Airside
A plane crash, like any disaster, is a moment of contingency and confusion. Large aircraft are reduced to virtually nothing in a matter of seconds. The disaster itself cannot be seen beneath a thick cloud of black smoke, leaving no trace other than the visceral scent of aviation fuel, burnt foliage, and death.
Yet the air disaster exists in our cultural imagination as spectacle. An airliner in vertical descent is a symbol of modernity’s failure. This is why air transport is highly prized by the terrorist. It is a mainline to human fear, something horrifying but also aesthetically powerful and symbolic of unstoppable globalization.
The hyper-functional, pared down forms in Mosse’s photographs speak of mass anxiety, routine submission to terrible fear, as well as our desire to see, to experience an air disaster. Charred and phallic, these are monuments built to our own fear. They are built not to assuage our fear, but to make it concrete, to articulate our worst nightmares, so that we may ritualize our helplessness.
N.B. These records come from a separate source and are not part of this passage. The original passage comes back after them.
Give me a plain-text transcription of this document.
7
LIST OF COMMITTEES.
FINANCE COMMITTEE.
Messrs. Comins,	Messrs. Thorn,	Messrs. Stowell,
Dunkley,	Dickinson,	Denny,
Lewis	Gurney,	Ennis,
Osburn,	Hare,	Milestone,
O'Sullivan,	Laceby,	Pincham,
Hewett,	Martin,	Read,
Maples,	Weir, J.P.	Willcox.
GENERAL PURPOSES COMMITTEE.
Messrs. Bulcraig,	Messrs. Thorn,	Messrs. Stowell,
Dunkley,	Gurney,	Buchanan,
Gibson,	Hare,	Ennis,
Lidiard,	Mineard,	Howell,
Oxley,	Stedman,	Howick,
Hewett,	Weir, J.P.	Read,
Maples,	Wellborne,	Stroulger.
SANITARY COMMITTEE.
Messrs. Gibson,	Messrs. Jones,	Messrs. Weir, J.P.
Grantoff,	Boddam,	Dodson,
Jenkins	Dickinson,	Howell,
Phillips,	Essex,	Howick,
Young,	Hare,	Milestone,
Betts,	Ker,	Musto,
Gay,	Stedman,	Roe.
These provisional structures bear an uncanny resemblance to Minimal sculptural form, but one that has been designed automatically. As life-size replicas of the air disaster, their toy-like nature is made formidable and sublime. The work locates a ‘big toys for big boys’ philosophy on the map of disaster politics. These are anonymous sculptures which speak unselfconsciously about our ambivalence to terror, their phallic form baldly revealing our unconscious desire for disaster.